In questo contesto, l’avvio della campagna elettorale per il nuovo rettore della Federico II non può prescindere dal porre con forza: da una parte la difesa dell’autonomia accademica dalla politica, dall’altra un netto ridimensionamento dei poteri del rettore, riconducendoli in binari democratici.
Per evitare il ripetersi del fenomeno delle autocandidature, abbiamo proposto (e sostenuto anche dal successivo intervento di Michelangelo Russo) di avviare, attraverso assemblee pubbliche di ateneo, un confronto aperto per la costruzione di programmi partecipati dal basso, oltre ogni tipo di personalismo.
In questo preoccupante scenario, occorre, dunque, far partire da subito queste pratiche, veri e propri anticorpi inclusivi a derive autoritarie, individuando alcuni temi sui quali concentrare i dibattiti assembleari e far crescere un pensiero critico di comunità.

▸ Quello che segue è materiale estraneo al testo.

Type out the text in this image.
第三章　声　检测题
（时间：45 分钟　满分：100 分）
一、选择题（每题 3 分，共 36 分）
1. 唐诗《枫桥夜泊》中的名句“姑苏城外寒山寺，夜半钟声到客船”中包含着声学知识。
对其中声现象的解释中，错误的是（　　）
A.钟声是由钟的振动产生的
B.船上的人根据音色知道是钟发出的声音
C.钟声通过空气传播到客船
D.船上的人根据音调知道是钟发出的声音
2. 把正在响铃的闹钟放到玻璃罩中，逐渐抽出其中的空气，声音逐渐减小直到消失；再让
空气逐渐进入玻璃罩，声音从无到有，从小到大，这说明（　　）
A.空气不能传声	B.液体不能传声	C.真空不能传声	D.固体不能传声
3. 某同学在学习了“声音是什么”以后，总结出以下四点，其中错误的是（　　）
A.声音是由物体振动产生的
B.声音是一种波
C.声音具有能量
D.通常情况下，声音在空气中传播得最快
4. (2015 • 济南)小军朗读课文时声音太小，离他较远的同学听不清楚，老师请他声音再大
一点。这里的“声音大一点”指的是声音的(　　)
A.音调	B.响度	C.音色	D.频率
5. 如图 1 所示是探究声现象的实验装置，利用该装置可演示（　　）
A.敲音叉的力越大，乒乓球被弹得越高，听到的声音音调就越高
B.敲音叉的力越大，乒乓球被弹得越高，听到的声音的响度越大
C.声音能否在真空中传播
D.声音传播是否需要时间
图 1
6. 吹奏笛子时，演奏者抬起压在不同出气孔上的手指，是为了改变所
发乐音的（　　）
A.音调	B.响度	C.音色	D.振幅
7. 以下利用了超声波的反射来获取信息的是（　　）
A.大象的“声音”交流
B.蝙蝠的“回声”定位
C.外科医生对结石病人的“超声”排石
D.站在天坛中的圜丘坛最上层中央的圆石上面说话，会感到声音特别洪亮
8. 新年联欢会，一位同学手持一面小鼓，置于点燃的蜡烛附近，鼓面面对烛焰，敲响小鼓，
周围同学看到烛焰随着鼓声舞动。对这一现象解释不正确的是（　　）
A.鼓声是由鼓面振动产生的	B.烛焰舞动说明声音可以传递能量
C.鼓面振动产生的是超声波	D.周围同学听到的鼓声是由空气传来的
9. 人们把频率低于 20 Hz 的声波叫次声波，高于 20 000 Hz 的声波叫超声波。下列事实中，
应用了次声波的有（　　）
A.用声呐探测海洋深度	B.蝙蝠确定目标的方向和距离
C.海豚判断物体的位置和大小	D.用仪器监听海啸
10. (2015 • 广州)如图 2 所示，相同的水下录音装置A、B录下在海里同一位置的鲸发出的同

La prima questione riguarda la riforma dello Statuto: va superata la dimensione monocratica della governance, favorita dalla Legge Gelmini e alimentata dai singoli statuti. É stata costruita una struttura decisionale centrata sulla figura apicale del rettore, senza alcun peso correttivo per un equilibrio dei poteri. Il consiglio di amministrazione è nominato sostanzialmente dal rettore, ancorchè sia previsto formalmente il consenso del Senato.
Il rettore dispone di enormi poteri, quasi assoluti, ciò determina un vistoso accentramento di ogni decisione, rendendo difficile la formazione di luoghi di confronto e l’emersione di una dialettica vera, genuinamente democratica e diffusa.

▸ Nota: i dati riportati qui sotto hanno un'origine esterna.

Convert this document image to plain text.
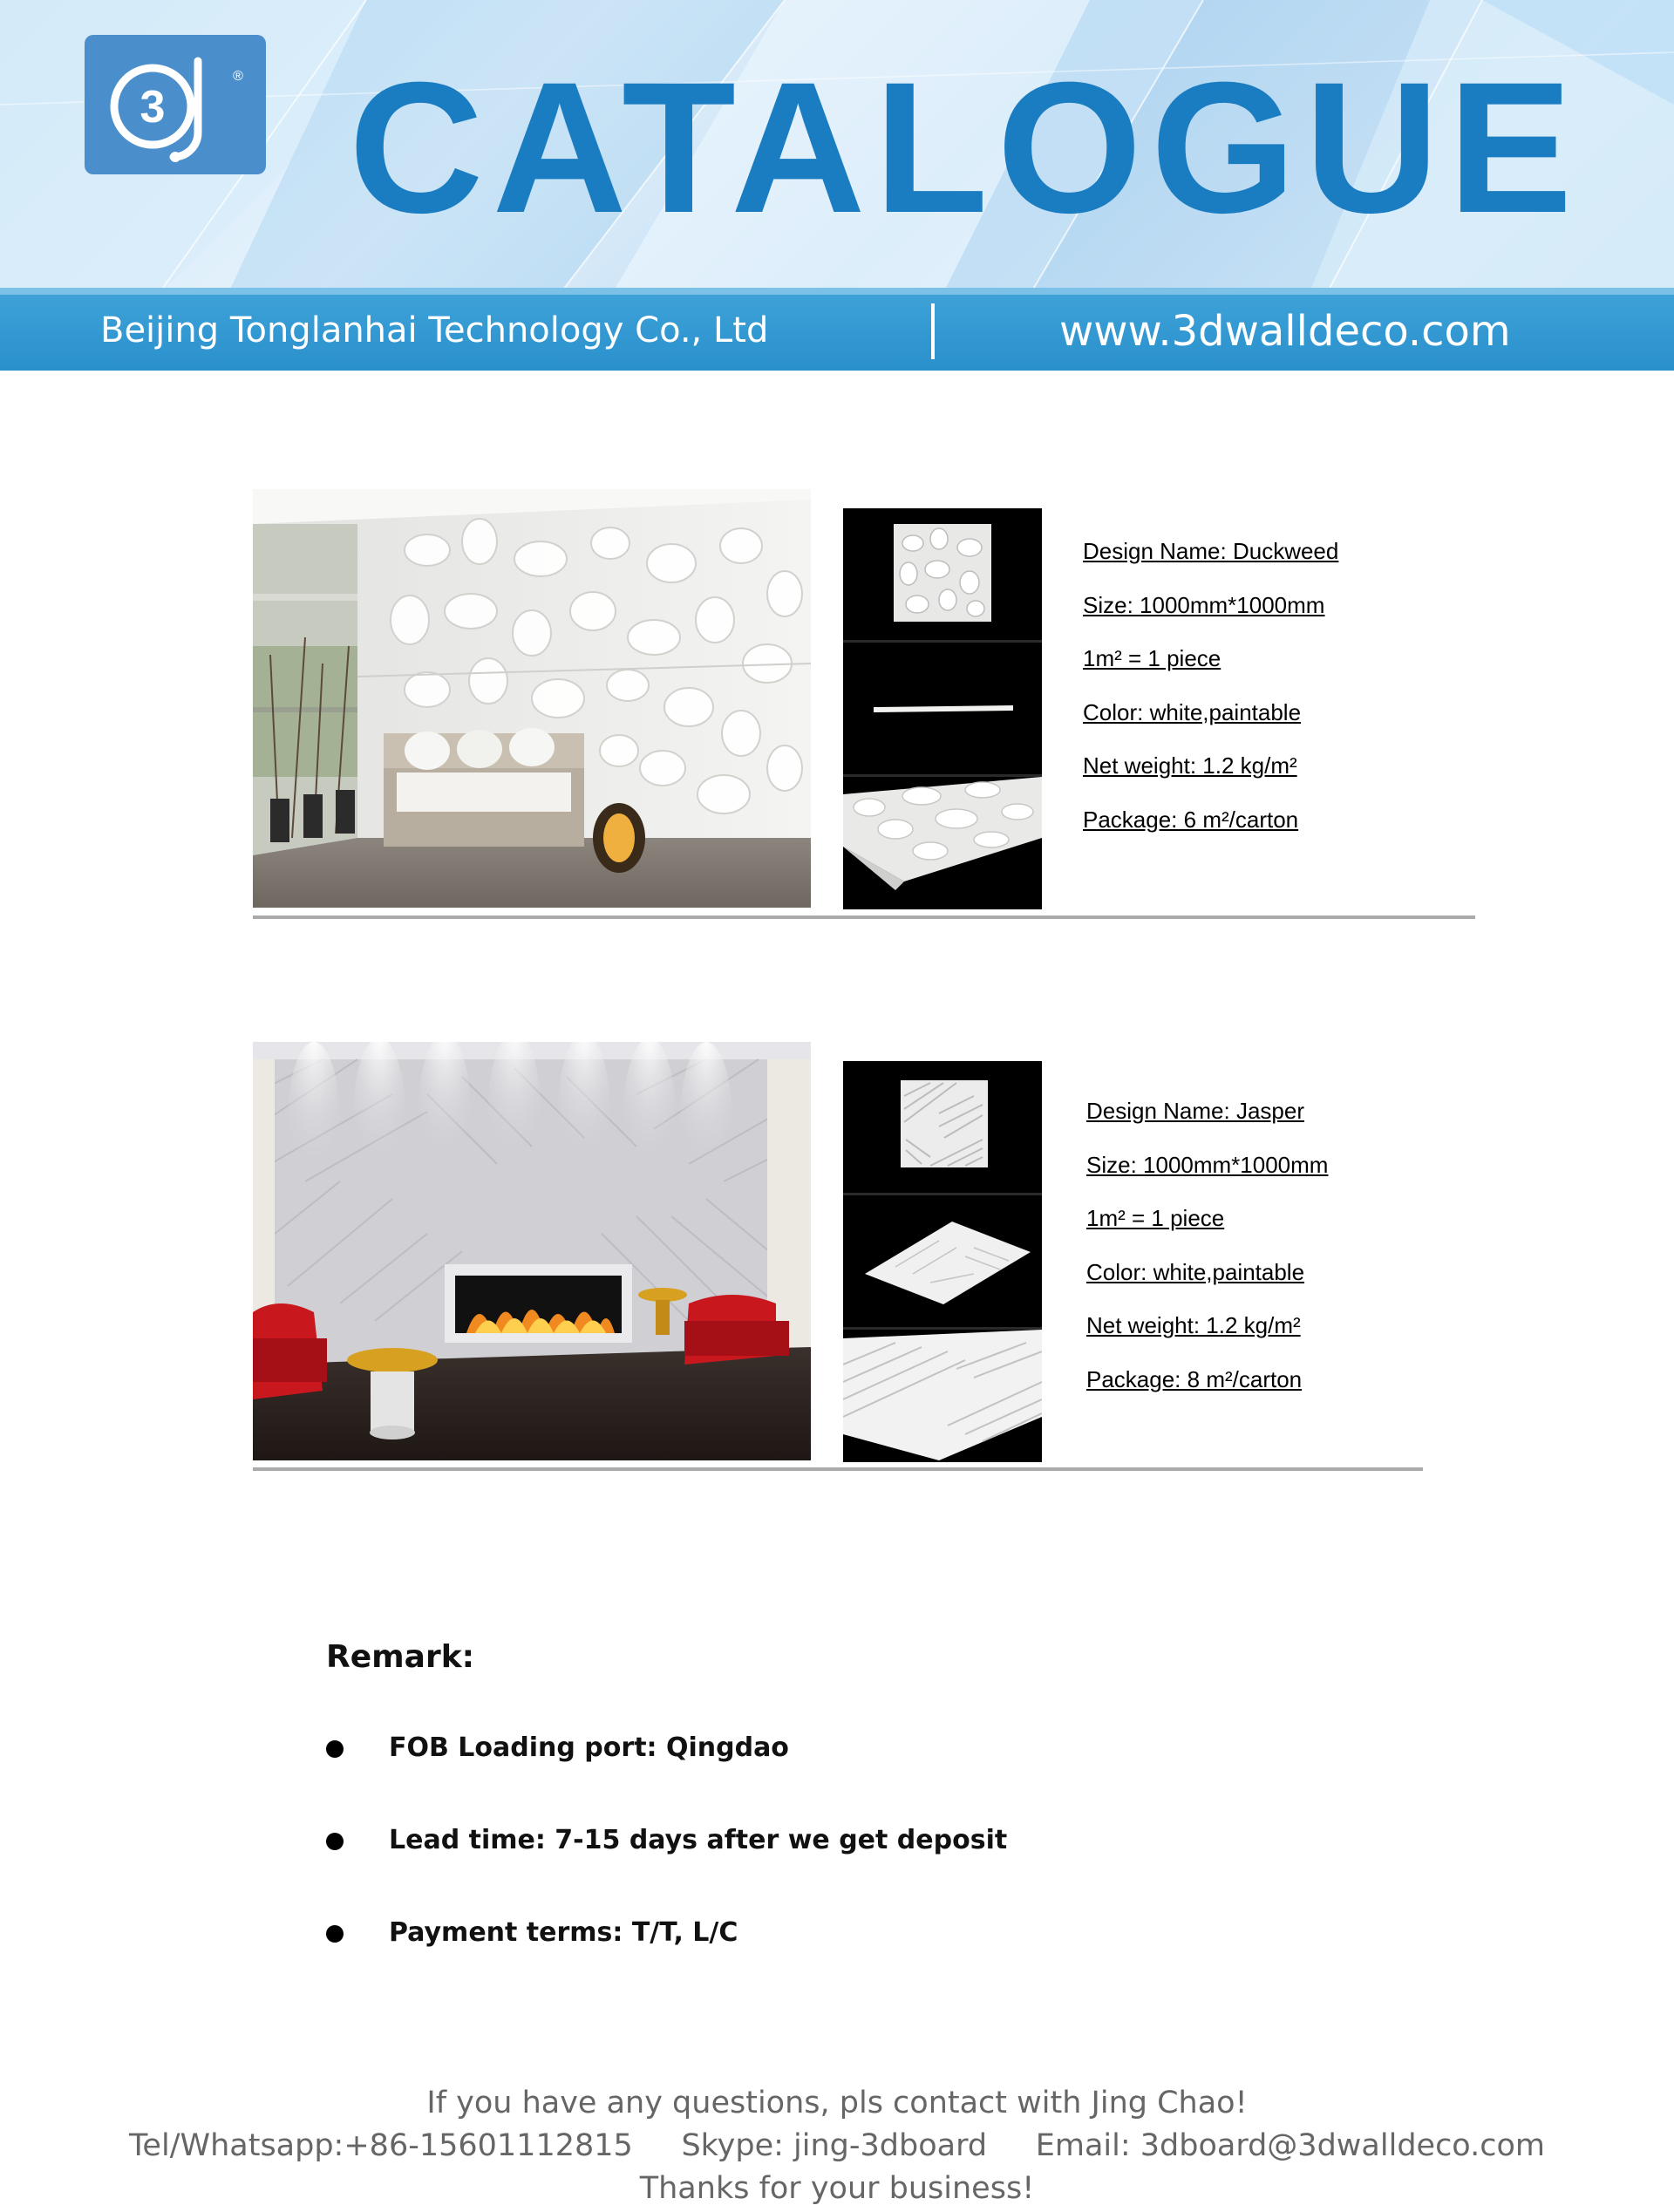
3
® CATALOGUE
Beijing Tonglanhai Technology Co., Ltd	www.3dwalldeco.com
Design Name: Duckweed
Size: 1000mm*1000mm
1m² = 1 piece
Color: white,paintable
Net weight: 1.2 kg/m²
Package: 6 m²/carton
Design Name: Jasper
Size: 1000mm*1000mm
1m² = 1 piece
Color: white,paintable
Net weight: 1.2 kg/m²
Package: 8 m²/carton
Remark:
FOB Loading port: Qingdao
Lead time: 7-15 days after we get deposit
Payment terms: T/T, L/C
If you have any questions, pls contact with Jing Chao!
Tel/Whatsapp:+86-15601112815 Skype: jing-3dboard Email: 3dboard@3dwalldeco.com
Thanks for your business!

Tuttavia, in questi anni, molti atenei hanno modificato il loro statuto, ridimensionando i poteri del rettore con contrappesi opportuni, in particolare con l’introduzione dell’elezione, totale o parziale, piuttosto che la nomina rettorale dei membri del CDA (Bologna si è mossa recentemente in questa direzione, mentre in altri atenei il dibattito è aperto). Si potrebbe anche ragionare per prevedere, in uno statuto riformato, un voto di sfiducia al rettore, ad esempio da parte del Senato.
Si deve aprire, dunque, una stagione di partecipazione reale. I temi, a partire da quelli istituzionali, devono essere posti subito sul terreno di confronto. Ai buoni propositi vanno associate azioni efficaci e concrete. Nel caso del progetto governativo di vandalizzazione dell’autonomia universitaria, bisogna reagire con un documento da portare nelle sedi istituzionali, individuando tutti i profili di illegittimità dell’intervento legislativo. Rispetto alla necessaria riforma dello statuto della Federico II e del ridimensionamento del ruolo del rettore, occorre lavorare ad un articolato da presentare in assemblee pubbliche, coinvolgendo tutte le componenti della comunità federiciana, a partire da studenti e precari. Mai come in questo momento, la partecipazione ed i processi di responsabilizzazione potrebbero provare a fermare progetti lesivi dell’autonomia della ricerca e ricondurre la governance di ateneo a principi democratici.
Sono questi alcuni temi per noi centrali nel processo che porterà alla elezione del nuovo rettore e sui quali chiamiamo a pronunciarsi, su queste pagine e in assemblee pubbliche, non solo i candidati che aspirano a guidare per i prossimi anni l’Ateneo, ma chiunque voglia contribuire a rafforzare questo processo democratico.”